Define custom tools by implementing the Condukt.Tool behaviour:

defmodule MyApp.Tools.Weather do
  use Condukt.Tool

  @impl true
  def name, do: "get_weather"

  @impl true
  def description, do: "Gets the current weather for a location"

  @impl true
  def parameters do
    %{
      type: "object",
      properties: %{
        location: %{type: "string", description: "City name"}
      },
      required: ["location"]
    }
  end

  @impl true
  def call(%{"location" => location}, _context) do
    case WeatherAPI.get(location) do
      {:ok, data} -> {:ok, "Temperature: #{data.temp}°F"}
      {:error, reason} -> {:error, reason}
    end
  end
end

Events and Callbacks 📡

Handle events during agent execution:

defmodule MyApp.LoggingAgent do
  use Condukt

  @impl true
  def handle_event({:tool_call, name, _id, _args}, state) do
    Logger.info("Agent calling tool: #{name}")
    {:noreply, state}
  end

  @impl true
  def handle_event({:text, chunk}, state) do
    # Stream to WebSocket, etc.
    {:noreply, state}
  end

  @impl true
  def handle_event(_event, state), do: {:noreply, state}
end

Telemetry

Condukt emits telemetry events for observability:

:telemetry.attach_many(
  "my-handler",
  [
    [:condukt, :agent, :start],
    [:condukt, :agent, :stop],
    [:condukt, :tool_call, :start],
    [:condukt, :tool_call, :stop],
    [:condukt, :subagent, :start],
    [:condukt, :subagent, :stop],
    [:condukt, :operation, :start],
    [:condukt, :operation, :stop],
    [:condukt, :secrets, :resolve],
    [:condukt, :secrets, :access]
  ],
  fn event, measurements, metadata, _config ->
    Logger.info("#{inspect(event)}: #{inspect(measurements)}")
  end,
  nil
)

Secret telemetry includes environment variable names and counts for auditing, but never includes resolved secret values.

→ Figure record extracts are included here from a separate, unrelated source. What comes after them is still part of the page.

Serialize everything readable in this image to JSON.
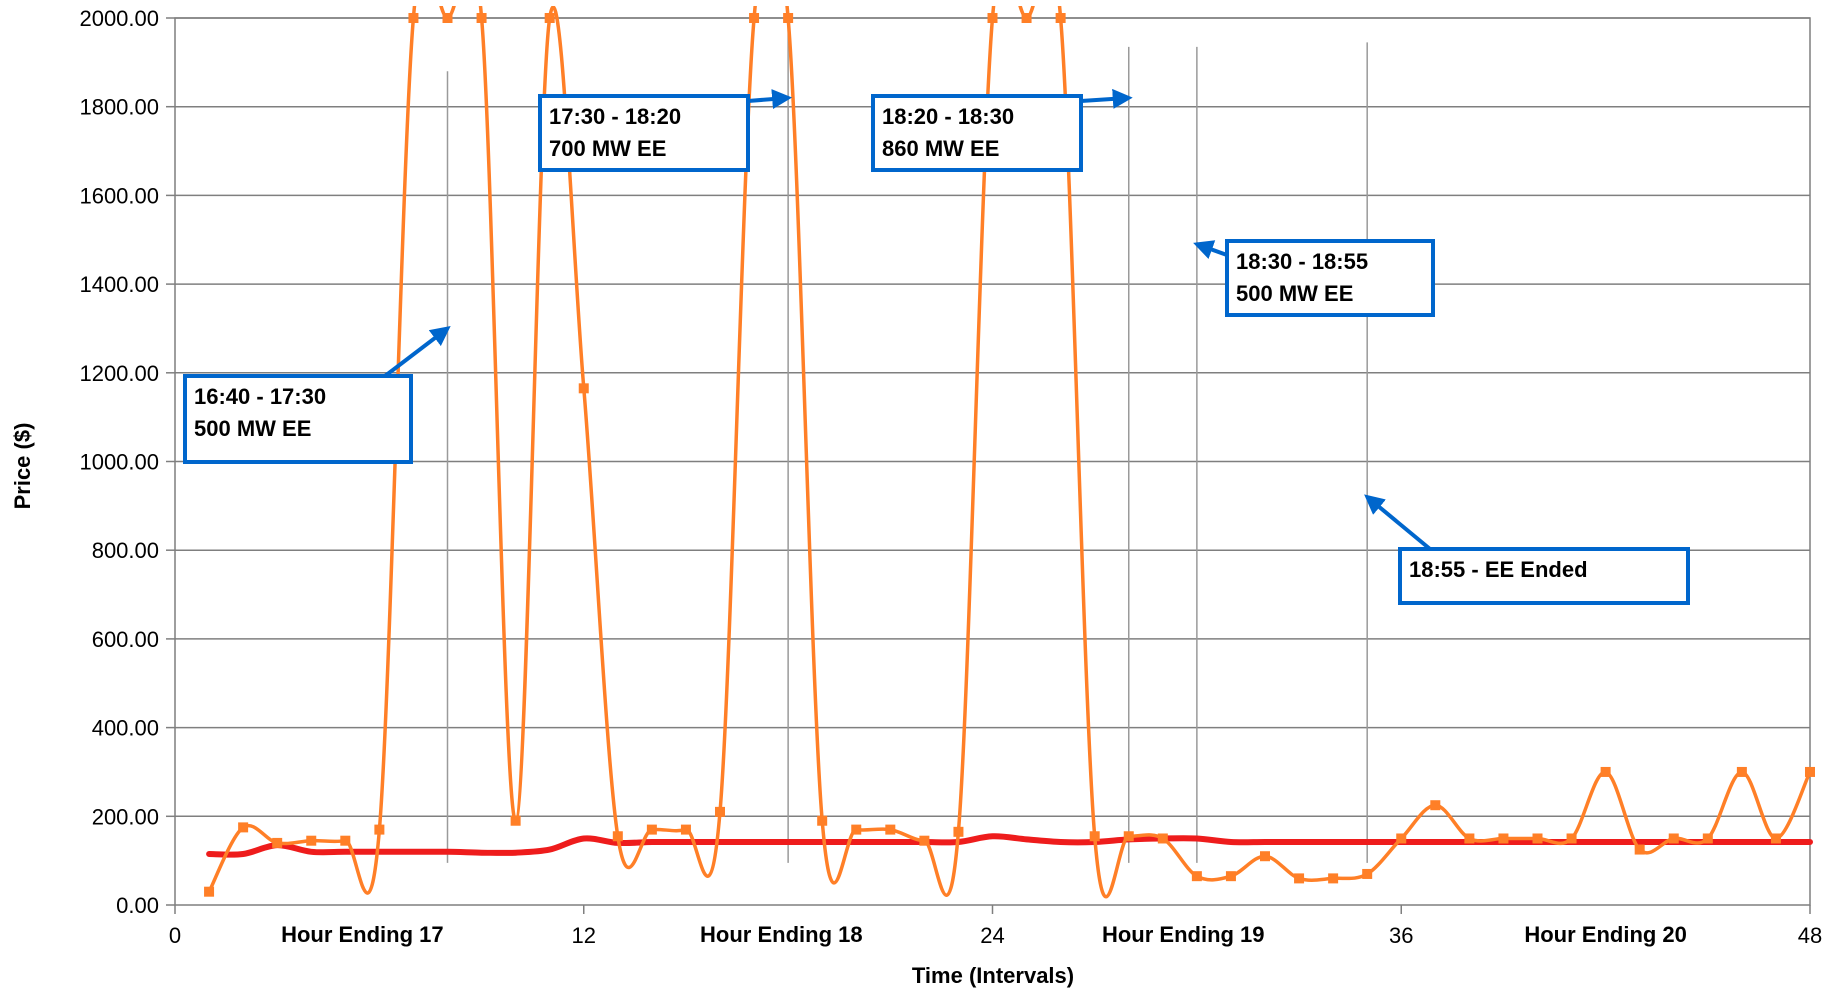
{
  "chart_data": {
    "type": "line",
    "xlabel": "Time (Intervals)",
    "ylabel": "Price ($)",
    "xlim": [
      0,
      48
    ],
    "ylim": [
      0,
      2000
    ],
    "xticks": [
      0,
      12,
      24,
      36,
      48
    ],
    "yticks": [
      0,
      200,
      400,
      600,
      800,
      1000,
      1200,
      1400,
      1600,
      1800,
      2000
    ],
    "ytick_labels": [
      "0.00",
      "200.00",
      "400.00",
      "600.00",
      "800.00",
      "1000.00",
      "1200.00",
      "1400.00",
      "1600.00",
      "1800.00",
      "2000.00"
    ],
    "grid": "horizontal",
    "hour_labels": [
      {
        "text": "Hour Ending 17",
        "x": 5.5
      },
      {
        "text": "Hour Ending 18",
        "x": 17.8
      },
      {
        "text": "Hour Ending 19",
        "x": 29.6
      },
      {
        "text": "Hour Ending 20",
        "x": 42
      }
    ],
    "series": [
      {
        "color": "#ff7f27",
        "marker": "square",
        "x": [
          1,
          2,
          3,
          4,
          5,
          6,
          7,
          8,
          9,
          10,
          11,
          12,
          13,
          14,
          15,
          16,
          17,
          18,
          19,
          20,
          21,
          22,
          23,
          24,
          25,
          26,
          27,
          28,
          29,
          30,
          31,
          32,
          33,
          34,
          35,
          36,
          37,
          38,
          39,
          40,
          41,
          42,
          43,
          44,
          45,
          46,
          47,
          48
        ],
        "values": [
          30,
          175,
          140,
          145,
          145,
          170,
          2000,
          2000,
          2000,
          190,
          2000,
          1165,
          155,
          170,
          170,
          210,
          2000,
          2000,
          190,
          170,
          170,
          145,
          165,
          2000,
          2000,
          2000,
          155,
          155,
          150,
          65,
          65,
          110,
          60,
          60,
          70,
          150,
          225,
          150,
          150,
          150,
          150,
          300,
          125,
          150,
          150,
          300,
          150,
          300
        ]
      },
      {
        "color": "#ee1c1c",
        "marker": "none",
        "x": [
          1,
          2,
          3,
          4,
          5,
          6,
          7,
          8,
          9,
          10,
          11,
          12,
          13,
          14,
          15,
          16,
          17,
          18,
          19,
          20,
          21,
          22,
          23,
          24,
          25,
          26,
          27,
          28,
          29,
          30,
          31,
          32,
          33,
          34,
          35,
          36,
          37,
          38,
          39,
          40,
          41,
          42,
          43,
          44,
          45,
          46,
          47,
          48
        ],
        "values": [
          115,
          115,
          135,
          120,
          120,
          120,
          120,
          120,
          118,
          118,
          125,
          150,
          140,
          142,
          142,
          142,
          142,
          142,
          142,
          142,
          142,
          142,
          142,
          155,
          148,
          142,
          142,
          148,
          150,
          150,
          142,
          142,
          142,
          142,
          142,
          142,
          142,
          142,
          142,
          142,
          142,
          142,
          142,
          142,
          142,
          142,
          142,
          142
        ]
      }
    ],
    "event_lines": [
      {
        "x": 8,
        "y_top": 1880,
        "y_bottom": 95
      },
      {
        "x": 18,
        "y_top": 2000,
        "y_bottom": 95
      },
      {
        "x": 28,
        "y_top": 1935,
        "y_bottom": 95
      },
      {
        "x": 30,
        "y_top": 1935,
        "y_bottom": 95
      },
      {
        "x": 35,
        "y_top": 1945,
        "y_bottom": 95
      }
    ],
    "annotations": [
      {
        "lines": [
          "16:40 - 17:30",
          "500 MW EE"
        ],
        "target_x": 8,
        "target_y": 1300
      },
      {
        "lines": [
          "17:30 - 18:20",
          "700 MW EE"
        ],
        "target_x": 18,
        "target_y": 1820
      },
      {
        "lines": [
          "18:20 - 18:30",
          "860 MW EE"
        ],
        "target_x": 28,
        "target_y": 1820
      },
      {
        "lines": [
          "18:30 - 18:55",
          "500 MW EE"
        ],
        "target_x": 30,
        "target_y": 1490
      },
      {
        "lines": [
          "18:55 - EE Ended"
        ],
        "target_x": 35,
        "target_y": 920
      }
    ]
  }
}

Sub-agent telemetry identifies the parent agent, delegated role, child agent, whether structured input and output contracts are configured, and whether the delegation ended with :ok or :error. It never includes task text, structured input values, or structured output values.

Streaming API

The streaming API returns an enumerable of events:

Condukt.stream(agent, "Hello")
|> Enum.each(fn event ->
  case event do
    {:text, chunk} -> IO.write(chunk)
    {:thinking, chunk} -> IO.write(IO.ANSI.faint() <> chunk <> IO.ANSI.reset())
    {:tool_call, name, id, args} -> IO.inspect({name, args})
    {:tool_result, id, result} -> IO.inspect(result)
    {:error, reason} -> IO.puts("Error: #{inspect(reason)}")
    :agent_start -> IO.puts("Agent started")
    :agent_end -> IO.puts("Agent finished")
    :turn_start -> nil
    :turn_end -> nil
    :done -> IO.puts("\nDone")
  end
end)

License

MIT License - see LICENSE for details.